We are transitioning to a low carbon, circular and inclusive economy. The latest arrival to the party is the procurement department. And none too soon, given the mammoth challenge ahead to make global supply chains sustainable and ethical. If you’re looking to fill your procurement cart with insights on tackling the challenges, read on for information about two tools and a city with a supply chain vision.
There is now an international standard to guide sustainable procurement: the ISO 20400 lays tracks for a sustainable economy. As a member of the Canadian technical committee that advised on the standard, I can confirm it is a robust, comprehensive – and highly ambitious – framework. Supply management teams should benchmark their own practices against this guidance.
ISO 20400 is a new international standard to guide sustainable procurement.
Another handy sustainable supply chain tool is the Best Practice Framework for Sustainable Procurement. I worked with the tool’s creator, Reeve Consulting – a leading Canadian advisor on sustainable purchasing – to update it.
This tool profiles next generation sustainable procurement practices such as Risk, Opportunity and Innovation; Supplier Engagement; and Buyer Collaboration as top strategies to proactively identify transition opportunities.
Both tools recognize that effective sustainable procurement goes beyond screening products for their sustainability attributes. It requires measures to incentivize a diverse and socially beneficial supply chain, and to engage suppliers in continuously improving their sustainability impacts. It is through measures like this that companies such as Unilever seek to decouple their negative environmental impacts from their growth, while doubling their social benefits.

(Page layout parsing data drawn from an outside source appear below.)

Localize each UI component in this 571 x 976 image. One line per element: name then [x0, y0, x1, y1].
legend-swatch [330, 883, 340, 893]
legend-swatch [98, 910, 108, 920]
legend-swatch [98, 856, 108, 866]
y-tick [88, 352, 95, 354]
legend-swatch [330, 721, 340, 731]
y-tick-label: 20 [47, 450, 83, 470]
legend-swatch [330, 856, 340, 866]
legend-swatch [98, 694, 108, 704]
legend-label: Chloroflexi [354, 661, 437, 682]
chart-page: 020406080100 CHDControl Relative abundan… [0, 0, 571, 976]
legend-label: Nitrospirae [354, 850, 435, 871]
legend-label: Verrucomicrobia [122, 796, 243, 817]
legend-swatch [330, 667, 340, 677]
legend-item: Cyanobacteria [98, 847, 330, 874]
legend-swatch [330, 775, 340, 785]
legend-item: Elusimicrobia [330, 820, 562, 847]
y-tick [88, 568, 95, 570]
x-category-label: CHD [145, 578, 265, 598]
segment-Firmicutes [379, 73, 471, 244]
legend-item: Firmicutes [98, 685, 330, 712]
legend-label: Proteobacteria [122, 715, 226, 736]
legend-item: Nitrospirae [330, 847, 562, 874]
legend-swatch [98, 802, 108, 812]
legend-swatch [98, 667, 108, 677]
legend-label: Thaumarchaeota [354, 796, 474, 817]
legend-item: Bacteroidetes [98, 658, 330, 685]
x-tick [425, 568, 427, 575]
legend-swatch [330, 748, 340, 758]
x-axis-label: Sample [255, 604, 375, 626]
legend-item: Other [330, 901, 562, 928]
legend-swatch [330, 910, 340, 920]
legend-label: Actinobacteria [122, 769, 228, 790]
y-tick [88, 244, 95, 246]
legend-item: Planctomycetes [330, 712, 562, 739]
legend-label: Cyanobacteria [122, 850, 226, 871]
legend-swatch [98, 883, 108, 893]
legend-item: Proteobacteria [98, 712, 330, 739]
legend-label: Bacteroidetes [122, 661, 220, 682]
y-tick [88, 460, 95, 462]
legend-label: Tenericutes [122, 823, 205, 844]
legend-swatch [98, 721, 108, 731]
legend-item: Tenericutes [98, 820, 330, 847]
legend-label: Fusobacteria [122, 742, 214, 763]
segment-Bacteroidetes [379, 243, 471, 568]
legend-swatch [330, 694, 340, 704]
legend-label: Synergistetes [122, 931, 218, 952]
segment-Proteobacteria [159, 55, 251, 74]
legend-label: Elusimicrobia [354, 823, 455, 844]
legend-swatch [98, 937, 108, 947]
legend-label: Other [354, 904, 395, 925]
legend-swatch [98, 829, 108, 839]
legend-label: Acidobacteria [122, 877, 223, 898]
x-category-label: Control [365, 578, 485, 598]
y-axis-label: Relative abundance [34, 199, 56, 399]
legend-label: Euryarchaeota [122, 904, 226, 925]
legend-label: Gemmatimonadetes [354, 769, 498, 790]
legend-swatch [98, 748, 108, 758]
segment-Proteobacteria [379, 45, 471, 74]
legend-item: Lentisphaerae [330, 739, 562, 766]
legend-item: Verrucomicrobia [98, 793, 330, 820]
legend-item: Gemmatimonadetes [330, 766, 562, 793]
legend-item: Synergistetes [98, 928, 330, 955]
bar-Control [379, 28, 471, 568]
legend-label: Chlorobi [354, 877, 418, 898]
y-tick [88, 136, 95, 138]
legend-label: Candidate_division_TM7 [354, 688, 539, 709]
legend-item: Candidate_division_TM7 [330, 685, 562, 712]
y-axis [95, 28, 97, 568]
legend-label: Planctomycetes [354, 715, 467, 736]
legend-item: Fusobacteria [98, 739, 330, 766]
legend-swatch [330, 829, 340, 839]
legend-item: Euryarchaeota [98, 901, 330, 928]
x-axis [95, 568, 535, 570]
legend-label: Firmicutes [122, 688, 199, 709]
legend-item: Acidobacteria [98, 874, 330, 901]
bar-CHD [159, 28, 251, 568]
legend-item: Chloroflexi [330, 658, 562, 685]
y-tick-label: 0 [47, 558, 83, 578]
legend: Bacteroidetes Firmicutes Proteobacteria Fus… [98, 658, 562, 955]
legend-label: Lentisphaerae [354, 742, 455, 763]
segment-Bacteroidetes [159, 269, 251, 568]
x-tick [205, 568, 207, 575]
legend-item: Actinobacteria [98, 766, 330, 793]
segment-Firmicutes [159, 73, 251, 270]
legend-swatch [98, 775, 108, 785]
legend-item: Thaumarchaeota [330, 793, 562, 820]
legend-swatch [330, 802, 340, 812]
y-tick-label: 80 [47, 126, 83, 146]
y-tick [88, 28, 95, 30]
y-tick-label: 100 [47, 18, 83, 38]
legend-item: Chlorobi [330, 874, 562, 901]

While the private sector is making sustainable procurement inroads, so is the public sector flexing its procurement muscle. Recently the City of Mississauga, a large Canadian city that neighbours Toronto, adopted a Sustainable Procurement Policy and Plan modeled on these best practice tools. Its new sustainable purchasing policy and plan leads the way in several areas. The City of Mississauga:
Commits to a visionary long-term ambition for its supply chain
Social, economic and environmental sustainability is fully embedded into our procurement practices. We have a diverse, inclusive and fairly-paid local supplier base which benefits from our collaborative approach, with new sustainable practices that create value for our suppliers and their customers. Our procurement is a catalyst for social and environmental innovation leading to a low carbon, circular and inclusive economy.
Adopts transformational sustainable procurement policy provisions
1) Consider all costs and impacts: Consider the total cost incurred over the Goods or Service life (“Total Cost of Ownership”), value for money achieved (“Best Value”) and the lifecycle benefits and impacts on society, the environment and economy resulting from procurement activities (“Lifecycle Cost”), and seek to be proactive in preventing potential short and long-term environmental and social risks.
2) Collaborate and influence: Collaborate with peer organizations to achieve Sustainable Procurement objectives in our shared supply chains. Encourage and support suppliers to continually improve their sustainability practices and outcomes, and the sustainability impacts of their Goods and Services and supply chain.
3) Consider procurement alternatives: Seek to reduce demand through efficient use. Consider possible alternatives to buying new Goods, including reuse, sharing between divisions, refurbishing, appropriate order quantity, leasing rather than buying, and consider dividing large and multiple category contracts to provide greater access to bidding opportunities for suppliers of all sizes.
4) Address social opportunities: Consider purchasing Goods and Services from social enterprises, which provide employment and training for youth and people with employment barriers (e.g. people with disabilities, new immigrants, chronically unemployed, ex-offenders, etc.); and from suppliers that demonstrate best practices in workplace diversity, inclusion and accessibility (e.g., women, indigenous, minority-owned businesses or businesses owned by persons with disabilities).
These four commitments underscore the City’s innovative approach to fostering an inclusive, circular and low-carbon economy. For more details, check out the City Council Sustainable Procurement Report adopted last June.
In embracing this program, the City joins other leading municipalities across Canada endeavouring to catalyze $65 billion a year on local government and school district procurement – about 5.4 percent of GDP. With international standards, benchmarks and best practice organizations such as the City of Mississauga, procurement departments now have the tools at their disposal to scale and accelerate the new sustainable economy.
Nine billion people living well within the boundaries of the planet by 2050 depend on it.
This article was originally published on Coro Strandberg’s personal website
Coro Strandberg is principal of Strandberg Consulting, a firm that helps companies and industry associations integrate sustainability into business models and strategy.